Absolute quantification of microRNAs was done by comparison with 10-fold serial dilutions of synthetic double-strand oligonucleotides containing the same sequences (Eurofins MWG Operon, Ebersberg, Germany for ebv-miR-BART17-5p and cel-miR-39 and miRVana miRNA reference Panel v9.1, Ambion for hsa-miR-16a and hsa-miR-146a). The concentration of the first dilution was 0.2 fmol/μl. The following sets of primers and probes were purchased from Applied Biosystems (TaqMan MicroRNA assays): ebv-miR-BART17-5p (assay ID 008216), hsa-miR-16 (000391), hsa-miR-146a (000468) and cel-miR-39 (000200). Calculation of the average “Concentration threshold” (Ct) values from the triplicate was normalized to cel-miR-39 according to the method described by Kroh et al. [29].

Statistical analysis

Subjects were divided into a "condition" present group, including all patients with NPC and a "condition" absent group which included control subjects.

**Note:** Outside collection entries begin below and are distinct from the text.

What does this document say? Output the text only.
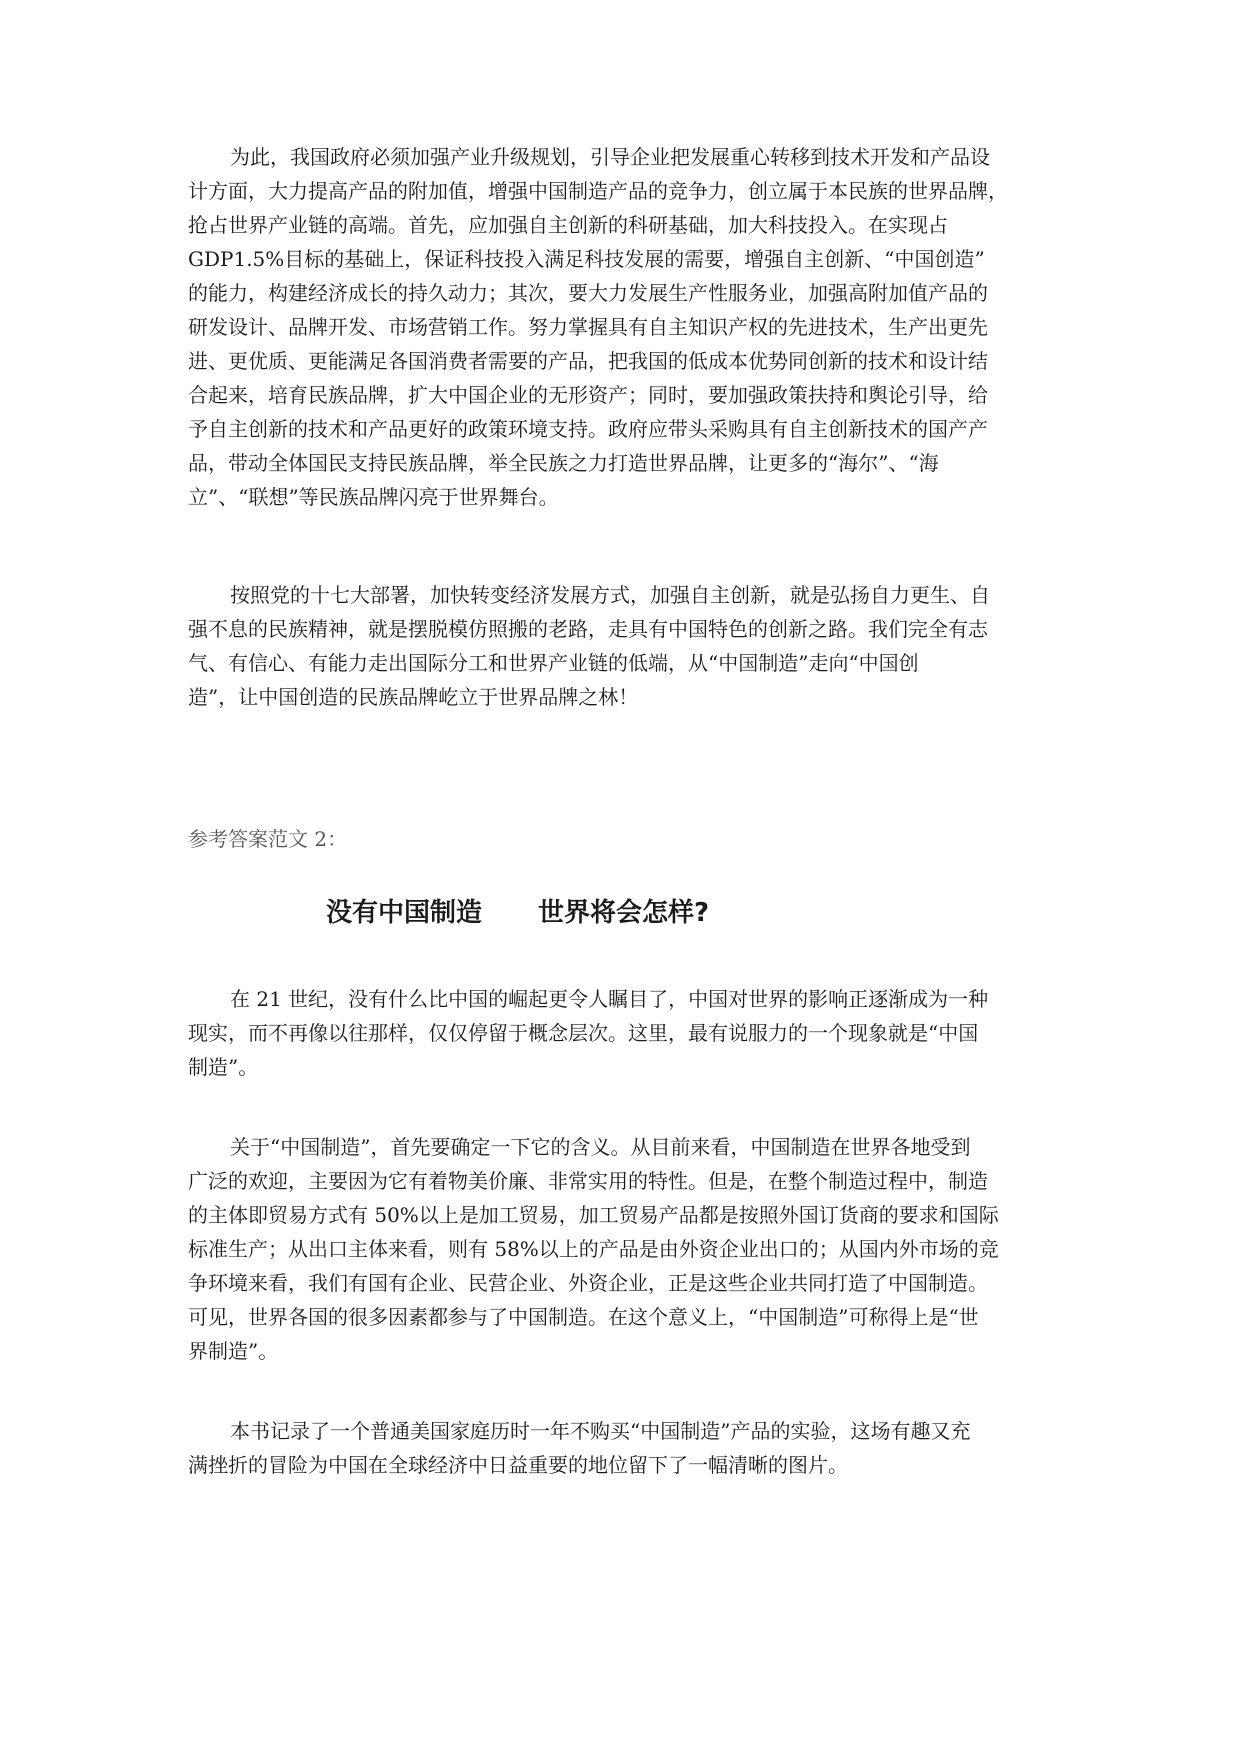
为此，我国政府必须加强产业升级规划，引导企业把发展重心转移到技术开发和产品设
计方面，大力提高产品的附加值，增强中国制造产品的竞争力，创立属于本民族的世界品牌，
抢占世界产业链的高端。首先，应加强自主创新的科研基础，加大科技投入。在实现占
GDP1.5%目标的基础上，保证科技投入满足科技发展的需要，增强自主创新、“中国创造”
的能力，构建经济成长的持久动力；其次，要大力发展生产性服务业，加强高附加值产品的
研发设计、品牌开发、市场营销工作。努力掌握具有自主知识产权的先进技术，生产出更先
进、更优质、更能满足各国消费者需要的产品，把我国的低成本优势同创新的技术和设计结
合起来，培育民族品牌，扩大中国企业的无形资产；同时，要加强政策扶持和舆论引导，给
予自主创新的技术和产品更好的政策环境支持。政府应带头采购具有自主创新技术的国产产
品，带动全体国民支持民族品牌，举全民族之力打造世界品牌，让更多的“海尔”、“海
立”、“联想”等民族品牌闪亮于世界舞台。
按照党的十七大部署，加快转变经济发展方式，加强自主创新，就是弘扬自力更生、自
强不息的民族精神，就是摆脱模仿照搬的老路，走具有中国特色的创新之路。我们完全有志
气、有信心、有能力走出国际分工和世界产业链的低端，从“中国制造”走向“中国创
造”，让中国创造的民族品牌屹立于世界品牌之林！

参考答案范文 2：

没有中国制造 世界将会怎样?
在 21 世纪，没有什么比中国的崛起更令人瞩目了，中国对世界的影响正逐渐成为一种
现实，而不再像以往那样，仅仅停留于概念层次。这里，最有说服力的一个现象就是“中国
制造”。
关于“中国制造”，首先要确定一下它的含义。从目前来看，中国制造在世界各地受到
广泛的欢迎，主要因为它有着物美价廉、非常实用的特性。但是，在整个制造过程中，制造
的主体即贸易方式有 50%以上是加工贸易，加工贸易产品都是按照外国订货商的要求和国际
标准生产；从出口主体来看，则有 58%以上的产品是由外资企业出口的；从国内外市场的竞
争环境来看，我们有国有企业、民营企业、外资企业，正是这些企业共同打造了中国制造。
可见，世界各国的很多因素都参与了中国制造。在这个意义上，“中国制造”可称得上是“世
界制造”。
本书记录了一个普通美国家庭历时一年不购买“中国制造”产品的实验，这场有趣又充
满挫折的冒险为中国在全球经济中日益重要的地位留下了一幅清晰的图片。
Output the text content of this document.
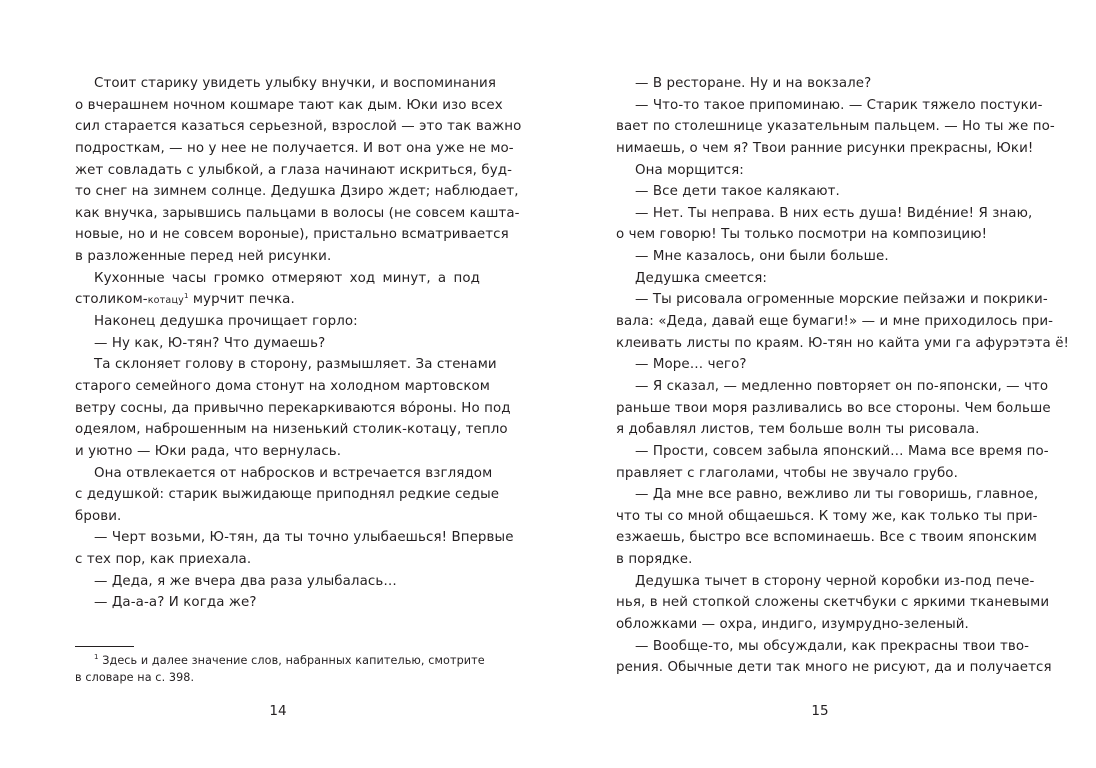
Стоит старику увидеть улыбку внучки, и воспоминания
о вчерашнем ночном кошмаре тают как дым. Юки изо всех
сил старается казаться серьезной, взрослой — это так важно
подросткам, — но у нее не получается. И вот она уже не мо-
жет совладать с улыбкой, а глаза начинают искриться, буд-
то снег на зимнем солнце. Дедушка Дзиро ждет; наблюдает,
как внучка, зарывшись пальцами в волосы (не совсем кашта-
новые, но и не совсем вороные), пристально всматривается
в разложенные перед ней рисунки.
Кухонные часы громко отмеряют ход минут, а под
столиком-котацу$^1$ мурчит печка.
Наконец дедушка прочищает горло:
— Ну как, Ю-тян? Что думаешь?
Та склоняет голову в сторону, размышляет. За стенами
старого семейного дома стонут на холодном мартовском
ветру сосны, да привычно перекаркиваются вóроны. Но под
одеялом, наброшенным на низенький столик-котацу, тепло
и уютно — Юки рада, что вернулась.
Она отвлекается от набросков и встречается взглядом
с дедушкой: старик выжидающе приподнял редкие седые
брови.
— Черт возьми, Ю-тян, да ты точно улыбаешься! Впервые
с тех пор, как приехала.
— Деда, я же вчера два раза улыбалась…
— Да-а-а? И когда же?
$^1$ Здесь и далее значение слов, набранных капителью, смотрите
в словаре на с. 398.
14
— В ресторане. Ну и на вокзале?
— Что-то такое припоминаю. — Старик тяжело постуки-
вает по столешнице указательным пальцем. — Но ты же по-
нимаешь, о чем я? Твои ранние рисунки прекрасны, Юки!
Она морщится:
— Все дети такое калякают.
— Нет. Ты неправа. В них есть душа! Виде́ние! Я знаю,
о чем говорю! Ты только посмотри на композицию!
— Мне казалось, они были больше.
Дедушка смеется:
— Ты рисовала огроменные морские пейзажи и покрики-
вала: «Деда, давай еще бумаги!» — и мне приходилось при-
клеивать листы по краям. Ю-тян но кайта уми га афурэтэта ё!
— Море… чего?
— Я сказал, — медленно повторяет он по-японски, — что
раньше твои моря разливались во все стороны. Чем больше
я добавлял листов, тем больше волн ты рисовала.
— Прости, совсем забыла японский… Мама все время по-
правляет с глаголами, чтобы не звучало грубо.
— Да мне все равно, вежливо ли ты говоришь, главное,
что ты со мной общаешься. К тому же, как только ты при-
езжаешь, быстро все вспоминаешь. Все с твоим японским
в порядке.
Дедушка тычет в сторону черной коробки из-под пече-
нья, в ней стопкой сложены скетчбуки с яркими тканевыми
обложками — охра, индиго, изумрудно-зеленый.
— Вообще-то, мы обсуждали, как прекрасны твои тво-
рения. Обычные дети так много не рисуют, да и получается
15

Wilcoxon test was used to compare differences in plasma microRNA ratios between the NPC group and the control group. P-value < 0.05 was considered significant. Receiver-operating-characteristic (ROC) curves and the area under the ROC curve (AUC) were used to assess the feasibility of using plasma miRNAs as diagnostic tools for detecting NPC. The ROC curve, together with a good tradeoff between the true positive rate and the false positive rate was used to determine the cutoff value for the concentrations of plasma microRNAs. A centered and scaled Principal Component Analysis (PCA) was performed to assess variability and the correlations in the multivariate dataset containing clinicopathological characteristics of patients, plasma miRNAs (miR-146, miR-16, miR-BART17) and the viral load. All analyses were performed using the R software for statistical analysis (R version 2.14.1).